Stochastic Modeling of Hydrodynamic Particle Bridging and Permeability Impairment in Porous Media: A Pore-Scale Approach

20 May 2026, 14:35

15m

Oral Presentation (MS09) Pore-Scale Physics and Modeling MS09

Speaker

Dr Laurez Maya (CNRS - ISTO)

Description

Particle transport and retention in porous media are governed by a complex interplay between fluid dynamics, particle properties, and pore geometry, leading to inherently stochastic clogging behaviors. In particular, hydrodynamic particle bridging---where suspended particles form stable arches that block pore constrictions---remains poorly captured by conventional pore-network models. In this work, we combine high-fidelity numerical simulations, stochastic modeling, and pore-network upscaling to investigate particle bridging from the single pore to the network scale.
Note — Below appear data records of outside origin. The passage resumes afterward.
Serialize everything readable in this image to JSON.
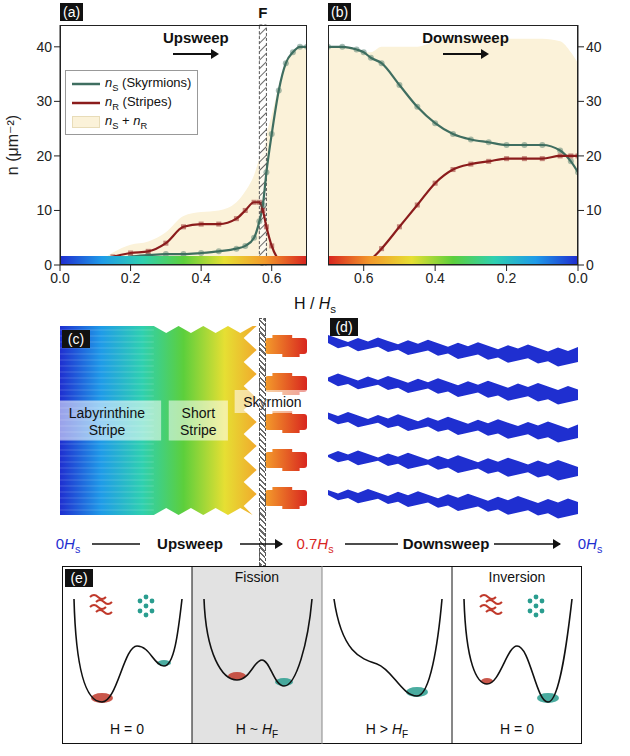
{
  "chart_data": [
    {
      "type": "line",
      "panel": "(a)",
      "title": "Upsweep",
      "ylabel": "n (μm⁻²)",
      "x": [
        0,
        0.05,
        0.1,
        0.15,
        0.2,
        0.25,
        0.3,
        0.35,
        0.4,
        0.45,
        0.5,
        0.525,
        0.55,
        0.565,
        0.575,
        0.585,
        0.6,
        0.62,
        0.64,
        0.66,
        0.68,
        0.7
      ],
      "series": [
        {
          "name": "nS (Skyrmions)",
          "color": "#3f6e60",
          "marker": "circle",
          "values": [
            0,
            0,
            0,
            0.8,
            1.5,
            1.8,
            2,
            2,
            2.2,
            2.5,
            3,
            3.5,
            5,
            8,
            11,
            17,
            24,
            32,
            37,
            39,
            40,
            40
          ]
        },
        {
          "name": "nR (Stripes)",
          "color": "#8b1c1c",
          "marker": "square",
          "values": [
            0,
            0,
            0.3,
            1.5,
            2.2,
            2.5,
            4,
            7,
            7.5,
            7.5,
            8.5,
            10,
            11.5,
            11.5,
            10,
            7,
            3.5,
            1,
            0.3,
            0,
            0,
            0
          ]
        }
      ],
      "area": {
        "name": "nS + nR",
        "color": "#fbf2d9"
      },
      "annotation": {
        "label": "F",
        "x": [
          0.565,
          0.585
        ]
      },
      "xlim": [
        0,
        0.7
      ],
      "xticks": [
        {
          "value": 0,
          "label": "0.0"
        },
        0.2,
        0.4,
        0.6
      ],
      "ylim": [
        0,
        44
      ],
      "yticks": [
        0,
        10,
        20,
        30,
        40
      ],
      "legend": "upper left"
    },
    {
      "type": "line",
      "panel": "(b)",
      "title": "Downsweep",
      "x": [
        0.7,
        0.66,
        0.62,
        0.6,
        0.58,
        0.55,
        0.5,
        0.45,
        0.4,
        0.35,
        0.3,
        0.25,
        0.2,
        0.15,
        0.1,
        0.05,
        0.02,
        0
      ],
      "series": [
        {
          "name": "nS (Skyrmions)",
          "color": "#3f6e60",
          "marker": "circle",
          "values": [
            40,
            40,
            39.5,
            39,
            38,
            37,
            33,
            29,
            26,
            24,
            23,
            22.5,
            22,
            22,
            22,
            21,
            19,
            17
          ]
        },
        {
          "name": "nR (Stripes)",
          "color": "#8b1c1c",
          "marker": "square",
          "values": [
            0,
            0,
            0,
            0,
            1,
            3,
            7,
            11,
            15,
            17.5,
            18.5,
            19,
            19.5,
            19.5,
            19.5,
            20,
            20,
            20
          ]
        }
      ],
      "area": {
        "name": "nS + nR",
        "color": "#fbf2d9"
      },
      "xlim": [
        0.7,
        0
      ],
      "xticks": [
        0.6,
        0.4,
        0.2,
        {
          "value": 0,
          "label": "0.0"
        }
      ],
      "ylim": [
        0,
        44
      ],
      "yticks": [
        0,
        10,
        20,
        30,
        40
      ]
    }
  ],
  "x_label": "H / Hs",
  "panel_c": {
    "panel": "(c)",
    "labels": [
      "Labyrinthine Stripe",
      "Short Stripe",
      "Skyrmion"
    ]
  },
  "panel_d": {
    "panel": "(d)"
  },
  "sweep_row": [
    "0Hs",
    "Upsweep",
    "0.7Hs",
    "Downsweep",
    "0Hs"
  ],
  "panel_e": {
    "panel": "(e)",
    "panels": [
      {
        "top": null,
        "bottom": "H = 0"
      },
      {
        "top": "Fission",
        "bottom": "H ~ HF"
      },
      {
        "top": null,
        "bottom": "H > HF"
      },
      {
        "top": "Inversion",
        "bottom": "H = 0"
      }
    ]
  }
}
At the scale of a single pore, a coupled CFD–DEM approach is employed to analyze particle transport through constricted channels, systematically varying constriction angle, particle-to-constriction size ratio, flow rate, concentration, and geometric smoothness [1,2]. The simulations reveal that clogging is governed by the discrete formation of particle arches, characterized by the average number of particles escaping a constriction before blockage. This number decreases with increasing particle concentration and constriction angle, is weakly dependent on flow rate within the Stokes regime, and exhibits step-wise variations closely linked to the particle-to-constriction size ratio. Sharper constrictions promote more frequent and stable bridging events than smoother geometries. Based on these findings, a stochastic probability law for hydrodynamic bridging is developed and embedded into a probabilistic pore-network model [3]. The model is calibrated using the CFD–DEM results and validated against microfluidic experiments conducted in heterogeneous micromodels representative of porous rock structures. Our framework successfully reproduces experimental trends in clogging dynamics and permeability decline across a wide range of operating conditions. This multiscale approach extends the predictive capability of pore-network models by explicitly accounting for hydrodynamic bridging alongside sieving and aggregation mechanisms.